I Will Review Frozen Food No More Forever

I Will Review Frozen Food No More Forever

As Amy's Kitchen served me and my coworkers lunch, I looked around the room and realized something: I can go nowhere from here. This will be my final frozen food column for VICE.
July 24, 2016, 4:00am

It's incredible how much noise one man can make while eating frozen food. I started consuming these microwavable meals the moment I realized my ex-girlfriend would probably never love me again and, realistically, no one else ever would either. Having run out of hope or an interest in my own well-being, I resorted to buying food that involved only pushing a button on the microwave to cook it. There were some days where even that felt like an insurmountable task.

I started reviewing the frozen food I bought as a way of making fun of my painfully lonely, sad bachelor lifestyle. It seemed to work. Everyone else thought my pain was funny, too.

There were other, deeper reasons that drove me to write these reviews, besides depression and a desire to entertain strangers: I wanted to know what lay beneath the colorful, alluring, warped cardboard packages with pretty pictures of four-color food. I wanted to dredge up the truth from behind the freezer door.

The response to the reviews was immediate and universally positive. Distant relatives and old acquaintances were suddenly congratulating me, voicing their approval of my reviews. Styrofoam boxes full of dry ice and food items started arriving with regularity.

My freezer couldn't handle the volume of boxes, so I bought a second freezer to help contain my frosty bounty. I got book offers, talk show appearances, and DMs from disgustingly forward fans. I'd used my sadness to springboard me into celebrity.


Where do I go from here? I thought. The answer saddened me. I can go nowhere from here, so this will be my final frozen food column for VICE.

To celebrate my retirement from the frozen food world, the kind and beautiful people from Amy's Kitchen—makers of the best frozen cuisine the world has ever known—came to the VICE office in Brooklyn to throw me a party. I wore a suit that I found in the Salvation Army dumpster in order to show up "as my best self."

I arrived in the rear conference room to find all my work friends already orbiting a colossal spread of vegan and vegetarian food that the seraphims at Amy's had bestowed upon us. It was like Christmas, the prom, and the Berenstain Bears book Too Much Birthday all wrapped into one. It was almost too much to take. I ran to the bathroom and had a tearful 15-minute meltdown.

When I returned, the Amy's people presented me with a large cardboard burrito woman covered in tattoos. I drew on it to make it look more like Molly Soda, my feminine ideal.

I wonder if Molly Soda will see this as a fitting tribute or not. Oh well.

I sat between the two Amy's PR angels and munched down three lunches-worth of Amy's food. I did my best to engage them, but I think I broke my charisma bone at some point. I asked one of them what kind of music she enjoyed, and she just hemmed and hawwed and couldn't answer. I need to work on my conversational skills.

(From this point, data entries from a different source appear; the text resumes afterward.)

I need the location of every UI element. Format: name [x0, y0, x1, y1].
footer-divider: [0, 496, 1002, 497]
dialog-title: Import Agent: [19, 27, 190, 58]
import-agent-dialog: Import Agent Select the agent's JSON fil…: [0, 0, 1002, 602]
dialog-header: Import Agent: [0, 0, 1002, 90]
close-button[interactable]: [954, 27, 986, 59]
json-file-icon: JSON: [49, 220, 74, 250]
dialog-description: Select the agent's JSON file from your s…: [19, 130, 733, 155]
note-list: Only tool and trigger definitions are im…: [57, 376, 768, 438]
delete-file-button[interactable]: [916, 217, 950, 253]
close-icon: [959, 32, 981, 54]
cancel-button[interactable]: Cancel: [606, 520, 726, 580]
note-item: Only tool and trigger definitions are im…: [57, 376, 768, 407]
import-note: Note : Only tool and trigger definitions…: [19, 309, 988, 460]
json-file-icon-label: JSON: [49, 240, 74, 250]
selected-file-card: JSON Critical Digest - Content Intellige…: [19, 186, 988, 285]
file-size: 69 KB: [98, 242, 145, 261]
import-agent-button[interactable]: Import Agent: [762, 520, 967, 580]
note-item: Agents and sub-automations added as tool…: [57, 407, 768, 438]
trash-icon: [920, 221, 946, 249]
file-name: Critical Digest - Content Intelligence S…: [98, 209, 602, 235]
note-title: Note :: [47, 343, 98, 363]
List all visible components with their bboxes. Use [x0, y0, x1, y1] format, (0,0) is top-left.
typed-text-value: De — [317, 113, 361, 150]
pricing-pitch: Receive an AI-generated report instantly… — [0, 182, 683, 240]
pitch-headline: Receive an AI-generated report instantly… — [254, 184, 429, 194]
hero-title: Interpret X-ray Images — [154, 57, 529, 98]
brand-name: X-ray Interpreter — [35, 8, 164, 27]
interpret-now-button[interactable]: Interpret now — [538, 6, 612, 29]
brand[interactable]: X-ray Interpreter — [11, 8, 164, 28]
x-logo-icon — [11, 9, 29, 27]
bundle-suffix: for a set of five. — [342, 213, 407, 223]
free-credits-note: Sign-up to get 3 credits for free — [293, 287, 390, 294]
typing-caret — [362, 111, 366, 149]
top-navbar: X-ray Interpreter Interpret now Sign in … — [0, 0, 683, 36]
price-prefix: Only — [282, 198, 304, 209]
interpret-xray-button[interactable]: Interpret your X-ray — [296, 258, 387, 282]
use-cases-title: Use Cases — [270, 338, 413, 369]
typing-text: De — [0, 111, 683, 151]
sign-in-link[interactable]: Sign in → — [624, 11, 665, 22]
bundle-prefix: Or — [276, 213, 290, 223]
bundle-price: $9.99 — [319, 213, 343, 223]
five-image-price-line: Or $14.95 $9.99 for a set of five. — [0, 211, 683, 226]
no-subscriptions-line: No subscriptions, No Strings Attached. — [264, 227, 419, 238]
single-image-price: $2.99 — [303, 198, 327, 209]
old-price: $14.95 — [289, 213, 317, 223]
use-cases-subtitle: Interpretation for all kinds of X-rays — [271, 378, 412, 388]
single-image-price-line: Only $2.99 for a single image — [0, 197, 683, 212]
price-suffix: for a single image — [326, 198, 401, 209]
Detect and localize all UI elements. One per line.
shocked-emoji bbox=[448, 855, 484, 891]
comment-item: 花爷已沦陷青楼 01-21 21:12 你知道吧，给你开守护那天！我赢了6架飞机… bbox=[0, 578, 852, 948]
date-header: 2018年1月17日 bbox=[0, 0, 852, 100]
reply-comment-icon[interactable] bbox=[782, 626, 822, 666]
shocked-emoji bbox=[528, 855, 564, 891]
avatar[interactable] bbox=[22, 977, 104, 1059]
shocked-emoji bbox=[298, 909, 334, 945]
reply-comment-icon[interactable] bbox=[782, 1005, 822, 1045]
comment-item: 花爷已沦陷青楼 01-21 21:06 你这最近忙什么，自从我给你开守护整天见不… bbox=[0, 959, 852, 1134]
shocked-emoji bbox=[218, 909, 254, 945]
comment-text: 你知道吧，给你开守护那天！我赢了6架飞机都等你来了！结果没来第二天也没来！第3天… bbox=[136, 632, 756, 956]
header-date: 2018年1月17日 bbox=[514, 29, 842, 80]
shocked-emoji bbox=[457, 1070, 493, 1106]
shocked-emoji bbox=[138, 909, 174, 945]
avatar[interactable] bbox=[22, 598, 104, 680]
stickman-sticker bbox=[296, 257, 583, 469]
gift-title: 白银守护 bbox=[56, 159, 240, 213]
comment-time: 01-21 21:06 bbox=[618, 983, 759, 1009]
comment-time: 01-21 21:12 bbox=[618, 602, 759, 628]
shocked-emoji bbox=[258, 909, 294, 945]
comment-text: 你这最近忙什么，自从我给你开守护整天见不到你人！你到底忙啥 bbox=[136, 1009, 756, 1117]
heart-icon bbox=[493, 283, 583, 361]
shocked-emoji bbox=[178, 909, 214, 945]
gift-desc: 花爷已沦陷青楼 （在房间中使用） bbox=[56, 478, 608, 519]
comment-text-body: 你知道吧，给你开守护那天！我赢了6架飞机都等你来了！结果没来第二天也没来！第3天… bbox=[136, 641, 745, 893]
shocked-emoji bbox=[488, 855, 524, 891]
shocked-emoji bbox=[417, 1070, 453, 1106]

Sandwiched between two women who provided me with frozen burritos and my own cardboard burrito girl, I could feel time slow to a crawl. I looked around the room at the admiring and envious stares and glares of my co-workers and I realized I had fulfilled all my boyish hopes and dreams.

Marilyn Manson's album Antichrist Superstar ends with the repeated phrase, "When all of your wishes are granted, many of your dreams will be destroyed." I know now what those words mean.

I have gone as far as one man can go in the world of frozen foods. I have eaten frozen pizzas and lasagnas and Chinese; I have tasted frozen breakfasts and fish sticks and macaroni and cheese. I sampled every ice cream that $40 could buy. I have reached the summit; there is nowhere to go from here. I am done.

I thought that what I needed was to find love in other people. The truth is, before someone else can love you, you have to learn to love being by yourself and eating high-sodium food in your apartment. It's like the Wizard of Oz—all I needed was to be alone with the food I'd had all along.

The hopes and dreams have long since vanished, but I still remember the refrain of an old ska song I listened to in college about how "old food critics never die; they just fade away."

Like that old food critic in the ska ballad, I now close my frozen food column and fade away, an old food critic who tried to do his duty as God gave him the light to see that duty. Goodbye.